For the new citizen-media brigade, motives and methods differ from the mainstream press. Alex Williams, who has worked in newspapers and television, is director of community development for SplashCast, a Portland company that lets people create their own online channels, and he was covering the event as well.
“The way this new media brigade covers events is quite different from the mainstream media,” he said. “They are posting things immediately. They take a picture, put it up, tag it (with key words or phrases for easy searching) and wait for it to be discovered.”
That has helped create the concept of what Williams called the “Internet rock star.”
“You can be a rock star for a very small group of people,” he said. “A guy who does (an Internet video) show on home brewing can go to a home-brewing conference, and people mob him. He is a rock star. That is a cultural shift.”
What is new media?
Blogging: Many companies offer free or inexpensive software for anyone who wants to write a blog, which is usually a collection of thoughts, reportage, links and reader comments, increasingly including photos and videos. Leading companies include Six Apart, which makes Movable Type, Typepad, Vox and LiveJournal; Google (which makes Blogger), and WordPress, although many other companies offer blogging capabilities.
Vlogging: If blogging is a contraction of Web log, then vlogging is mashing the word “video” in there. It can range from episodes posted to sites like YouTube and Revver, to companies that are producing their own content.

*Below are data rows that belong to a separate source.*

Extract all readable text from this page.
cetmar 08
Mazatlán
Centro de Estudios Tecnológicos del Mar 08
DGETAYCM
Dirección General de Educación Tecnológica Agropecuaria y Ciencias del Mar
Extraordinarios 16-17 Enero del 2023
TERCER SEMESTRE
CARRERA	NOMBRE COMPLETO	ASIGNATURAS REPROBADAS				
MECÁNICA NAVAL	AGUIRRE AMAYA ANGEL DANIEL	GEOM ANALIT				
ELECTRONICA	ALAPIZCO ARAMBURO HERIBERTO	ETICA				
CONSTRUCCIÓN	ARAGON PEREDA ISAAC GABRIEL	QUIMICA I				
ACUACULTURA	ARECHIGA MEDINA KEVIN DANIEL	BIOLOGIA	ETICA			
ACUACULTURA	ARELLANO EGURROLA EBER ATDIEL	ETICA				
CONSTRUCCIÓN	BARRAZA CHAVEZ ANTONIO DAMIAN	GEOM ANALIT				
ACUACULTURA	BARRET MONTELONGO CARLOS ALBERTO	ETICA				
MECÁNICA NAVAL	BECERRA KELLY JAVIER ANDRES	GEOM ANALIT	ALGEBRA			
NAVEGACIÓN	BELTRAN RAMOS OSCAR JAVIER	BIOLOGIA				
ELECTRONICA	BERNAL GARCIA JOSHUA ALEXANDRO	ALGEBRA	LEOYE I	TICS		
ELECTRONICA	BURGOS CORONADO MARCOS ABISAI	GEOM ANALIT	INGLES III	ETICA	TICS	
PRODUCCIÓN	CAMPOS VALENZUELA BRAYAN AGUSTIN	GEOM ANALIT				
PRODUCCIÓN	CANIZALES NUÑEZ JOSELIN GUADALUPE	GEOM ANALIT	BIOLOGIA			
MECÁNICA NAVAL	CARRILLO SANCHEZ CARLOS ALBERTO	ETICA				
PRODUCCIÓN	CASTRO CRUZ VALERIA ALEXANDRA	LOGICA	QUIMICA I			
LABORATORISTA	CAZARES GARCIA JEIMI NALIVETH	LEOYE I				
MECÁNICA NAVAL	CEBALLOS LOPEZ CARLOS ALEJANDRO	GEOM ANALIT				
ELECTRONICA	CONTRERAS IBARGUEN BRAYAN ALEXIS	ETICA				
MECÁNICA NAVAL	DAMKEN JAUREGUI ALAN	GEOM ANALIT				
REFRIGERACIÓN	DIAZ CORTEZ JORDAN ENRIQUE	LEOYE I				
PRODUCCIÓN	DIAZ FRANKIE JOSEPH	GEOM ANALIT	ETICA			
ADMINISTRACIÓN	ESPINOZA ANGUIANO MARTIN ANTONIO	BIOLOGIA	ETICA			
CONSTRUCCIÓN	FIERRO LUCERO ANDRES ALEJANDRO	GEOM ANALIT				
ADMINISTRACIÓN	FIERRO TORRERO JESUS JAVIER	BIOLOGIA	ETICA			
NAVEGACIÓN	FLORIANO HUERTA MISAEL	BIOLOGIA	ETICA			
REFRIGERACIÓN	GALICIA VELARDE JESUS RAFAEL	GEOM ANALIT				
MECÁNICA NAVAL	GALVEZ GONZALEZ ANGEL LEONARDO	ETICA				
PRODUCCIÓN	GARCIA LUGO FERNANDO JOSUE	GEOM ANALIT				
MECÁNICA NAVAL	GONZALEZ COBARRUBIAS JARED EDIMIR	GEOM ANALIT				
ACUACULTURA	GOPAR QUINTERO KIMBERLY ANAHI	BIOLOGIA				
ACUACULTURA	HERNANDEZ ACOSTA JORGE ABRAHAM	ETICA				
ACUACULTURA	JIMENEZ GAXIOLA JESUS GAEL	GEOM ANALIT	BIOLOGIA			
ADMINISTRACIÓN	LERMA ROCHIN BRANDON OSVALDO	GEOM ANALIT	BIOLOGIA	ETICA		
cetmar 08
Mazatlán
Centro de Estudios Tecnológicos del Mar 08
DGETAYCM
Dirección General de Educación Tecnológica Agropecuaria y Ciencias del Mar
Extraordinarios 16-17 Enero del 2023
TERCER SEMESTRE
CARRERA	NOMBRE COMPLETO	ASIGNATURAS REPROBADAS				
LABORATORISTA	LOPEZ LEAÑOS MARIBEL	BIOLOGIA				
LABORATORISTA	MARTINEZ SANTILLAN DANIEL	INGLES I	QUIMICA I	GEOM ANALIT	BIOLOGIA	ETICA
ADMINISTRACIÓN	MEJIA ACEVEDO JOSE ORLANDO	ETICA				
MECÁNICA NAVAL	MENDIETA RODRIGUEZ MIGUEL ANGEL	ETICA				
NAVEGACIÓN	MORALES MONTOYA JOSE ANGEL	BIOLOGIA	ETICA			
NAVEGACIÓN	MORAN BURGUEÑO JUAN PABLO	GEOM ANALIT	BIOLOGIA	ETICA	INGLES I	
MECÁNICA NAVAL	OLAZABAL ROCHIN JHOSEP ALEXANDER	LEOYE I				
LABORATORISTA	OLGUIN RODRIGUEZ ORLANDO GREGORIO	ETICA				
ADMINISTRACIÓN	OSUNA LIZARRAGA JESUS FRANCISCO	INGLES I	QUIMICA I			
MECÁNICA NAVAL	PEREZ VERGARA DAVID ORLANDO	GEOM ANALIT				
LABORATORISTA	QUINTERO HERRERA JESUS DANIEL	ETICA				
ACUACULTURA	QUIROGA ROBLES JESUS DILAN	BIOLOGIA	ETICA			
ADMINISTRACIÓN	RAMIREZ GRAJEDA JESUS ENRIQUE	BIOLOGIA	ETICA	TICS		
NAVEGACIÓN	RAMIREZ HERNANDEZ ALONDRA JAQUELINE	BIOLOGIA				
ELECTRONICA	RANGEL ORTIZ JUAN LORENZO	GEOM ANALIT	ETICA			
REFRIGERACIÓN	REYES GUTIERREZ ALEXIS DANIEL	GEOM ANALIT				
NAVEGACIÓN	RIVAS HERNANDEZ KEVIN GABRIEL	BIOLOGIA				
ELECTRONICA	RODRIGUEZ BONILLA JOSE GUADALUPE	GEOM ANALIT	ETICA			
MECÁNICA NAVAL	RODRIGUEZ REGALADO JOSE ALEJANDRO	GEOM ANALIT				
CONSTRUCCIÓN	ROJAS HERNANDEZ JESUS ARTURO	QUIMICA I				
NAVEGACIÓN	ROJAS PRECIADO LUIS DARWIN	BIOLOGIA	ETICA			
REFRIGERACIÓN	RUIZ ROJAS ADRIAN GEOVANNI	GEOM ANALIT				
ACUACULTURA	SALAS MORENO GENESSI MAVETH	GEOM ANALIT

Podcasting: When Apple unveiled the iPod, Internet audio took off. You don’t need an iPod to listen to a podcast; they’re all available online, and can be downloaded to a wide variety of digital audio players. Podcasts run the gamut of music, journalism, walking tours — almost anything anyone can think of saying with sound.
Photoblogging: As digital cameras proliferate and now outstrip their film antecedents, people are uploading thousands of photos to the Internet. These pictures tell millions of stories.
Aggregating: With the vast array of blogs, vlogs, podcasts and news on the Net, someone has to filter it. Some users do it themselves through RSS feeds, a simple way to have headlines sent to a dedicated page (such as Bloglines, or the home pages offered by Yahoo, Google and MSN). Others rely on aggregators which pull from a range of sites and rank the results in different ways.
Texting: As people become increasingly mobile with their technology, they are looking to get information on their cell phones, BlackBerries, and Treos. Text services and users send short messages to these devices.
Where can you see it?
These Bay Area companies are among the leaders in the new wave of new media.
PodTech: A Web site based in San Mateo offering professionally produced coverage of the tech world in audio and video.
YouTube: A wildly popular site, now part of Google, that proved that users can upload their video to the Internet and find an audience.
Twitter and Dodgeball: Texting services that enable people to send short notes to friends, or tell them their whereabouts. Also good for spreading news in short bursts. Twitter is owned by Obvious Corp., and Dodgeball is owned by Google. (Note: Obvious ultimately spun Twitter out on its own, and Google ultimately discontinued Dodgeball, whose founders went on to establish Foursquare.)
Digg and Technorati: Aggregation sites that help make sense of the online info-glut. Digg lets readers rate stories, so those with the most “digs” make it to the front page. Technorati scours and sorts the blogosphere, so readers can see who is saying what on various topics.